Studio album by Stéphane Grappelli, Yo-Yo Ma
- Released: 1989
- Studios: Davout, Paris, France
- Genres: Jazz, pop standards
- Length: 55:23
- Label: Columbia
- Producer: Ettore Stratta

= Anything Goes: Stephane Grappelli & Yo-Yo Ma Play (Mostly) Cole Porter =

Anything Goes: Stephane Grappelli & Yo-Yo Ma Play (Mostly) Cole Porter is an album by Stéphane Grappelli and Yo-Yo Ma, released in 1989. It was produced by Ettore Stratta.
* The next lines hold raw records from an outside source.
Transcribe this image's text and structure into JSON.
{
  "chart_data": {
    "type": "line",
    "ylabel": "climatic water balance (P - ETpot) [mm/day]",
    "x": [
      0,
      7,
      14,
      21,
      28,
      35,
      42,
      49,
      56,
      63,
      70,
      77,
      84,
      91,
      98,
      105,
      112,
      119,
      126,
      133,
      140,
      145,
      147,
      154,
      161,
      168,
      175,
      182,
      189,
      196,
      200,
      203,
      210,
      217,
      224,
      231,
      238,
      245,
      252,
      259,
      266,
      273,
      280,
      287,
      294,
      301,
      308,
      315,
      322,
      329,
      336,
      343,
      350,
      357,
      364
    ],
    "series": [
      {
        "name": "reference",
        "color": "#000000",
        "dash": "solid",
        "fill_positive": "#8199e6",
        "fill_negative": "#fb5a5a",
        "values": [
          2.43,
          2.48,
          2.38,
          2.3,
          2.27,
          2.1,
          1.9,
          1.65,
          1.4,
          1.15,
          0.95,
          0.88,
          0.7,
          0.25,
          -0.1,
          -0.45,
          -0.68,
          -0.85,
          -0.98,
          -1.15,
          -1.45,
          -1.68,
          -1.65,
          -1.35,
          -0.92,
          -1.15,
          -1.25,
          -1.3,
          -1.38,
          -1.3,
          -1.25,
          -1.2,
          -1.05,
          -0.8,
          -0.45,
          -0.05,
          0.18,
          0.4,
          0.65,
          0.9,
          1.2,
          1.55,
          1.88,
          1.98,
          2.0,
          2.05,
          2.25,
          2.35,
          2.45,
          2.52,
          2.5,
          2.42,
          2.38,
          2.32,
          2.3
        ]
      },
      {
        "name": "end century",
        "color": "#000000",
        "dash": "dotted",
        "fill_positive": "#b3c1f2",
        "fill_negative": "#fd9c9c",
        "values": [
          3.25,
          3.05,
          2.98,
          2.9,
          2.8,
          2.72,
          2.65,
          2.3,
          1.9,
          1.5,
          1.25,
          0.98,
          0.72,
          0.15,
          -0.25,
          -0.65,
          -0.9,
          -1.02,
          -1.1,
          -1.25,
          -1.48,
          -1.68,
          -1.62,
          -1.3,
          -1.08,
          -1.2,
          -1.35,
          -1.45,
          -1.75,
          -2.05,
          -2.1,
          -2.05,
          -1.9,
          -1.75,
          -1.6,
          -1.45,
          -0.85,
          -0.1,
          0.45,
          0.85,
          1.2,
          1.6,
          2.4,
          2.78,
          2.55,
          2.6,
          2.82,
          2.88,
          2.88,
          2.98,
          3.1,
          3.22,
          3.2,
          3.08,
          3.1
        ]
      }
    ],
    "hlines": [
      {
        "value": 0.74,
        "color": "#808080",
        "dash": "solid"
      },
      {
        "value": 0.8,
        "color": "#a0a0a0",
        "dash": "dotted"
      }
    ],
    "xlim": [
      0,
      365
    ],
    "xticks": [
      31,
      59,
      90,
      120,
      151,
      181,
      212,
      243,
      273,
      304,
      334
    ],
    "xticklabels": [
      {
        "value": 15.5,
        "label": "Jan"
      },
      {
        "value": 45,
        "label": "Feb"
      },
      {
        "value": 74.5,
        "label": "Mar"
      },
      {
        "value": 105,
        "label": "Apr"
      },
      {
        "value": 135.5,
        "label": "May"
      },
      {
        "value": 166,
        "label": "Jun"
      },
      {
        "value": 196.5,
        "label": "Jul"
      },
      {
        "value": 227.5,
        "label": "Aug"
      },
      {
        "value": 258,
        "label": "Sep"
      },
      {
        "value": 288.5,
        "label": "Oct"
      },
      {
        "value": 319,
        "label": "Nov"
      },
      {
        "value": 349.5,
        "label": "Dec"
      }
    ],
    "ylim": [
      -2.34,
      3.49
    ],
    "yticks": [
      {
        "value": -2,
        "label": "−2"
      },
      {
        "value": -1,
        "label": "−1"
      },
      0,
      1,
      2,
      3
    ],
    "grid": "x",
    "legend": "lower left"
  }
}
The songs were arranged by Roger Kellaway.

==Critical reception==

The Buffalo News wrote: "Yo-Yo Ma is a bit of a stiff in this context ... but with tone like that and such willingness, who could begrudge him the pleasure of reveling in the suavities of jazz' greatest violinist?"

Professional ratings
Review scores
| Source | Rating |
| AllMusic | Star |

== Track listing ==
All songs written by Cole Porter unless otherwise noted.
1. "Anything Goes" – 5:51
2. "You'd Be So Easy to Love " – 8:23
3. "I Concentrate on You" – 3:49
4. "Just One of Those Things" – 2:28
5. "In the Still of the Night" – 4:43
6. "Love of My Life" (Roger Kellaway) – 3:47
7. "Pas-de-Two" (Ettore Stratta) – 4:32
8. "Sweet Lorraine" (Cliff Burwell) – 7:33
9. "So in Love" – 7:27
10. "All Through the Night" – 6:19

== Personnel ==
- Stéphane Grappelli – violin
- Yo-Yo Ma – cello
- Jon Burr – double bass
- Marc Fosset – guitar
- Daniel Humair – drums
- Roger Kellaway – piano

Production
- Ettore Stratta – producer
- Claude Ermelin – engineer
- Philippe Bouasse – assistant engineer
- Roger Kellaway – arrangements and music direction
- John Frost – photography
- Ettore Stratta – liner notes

Recorded at Davout Studios, Paris, France.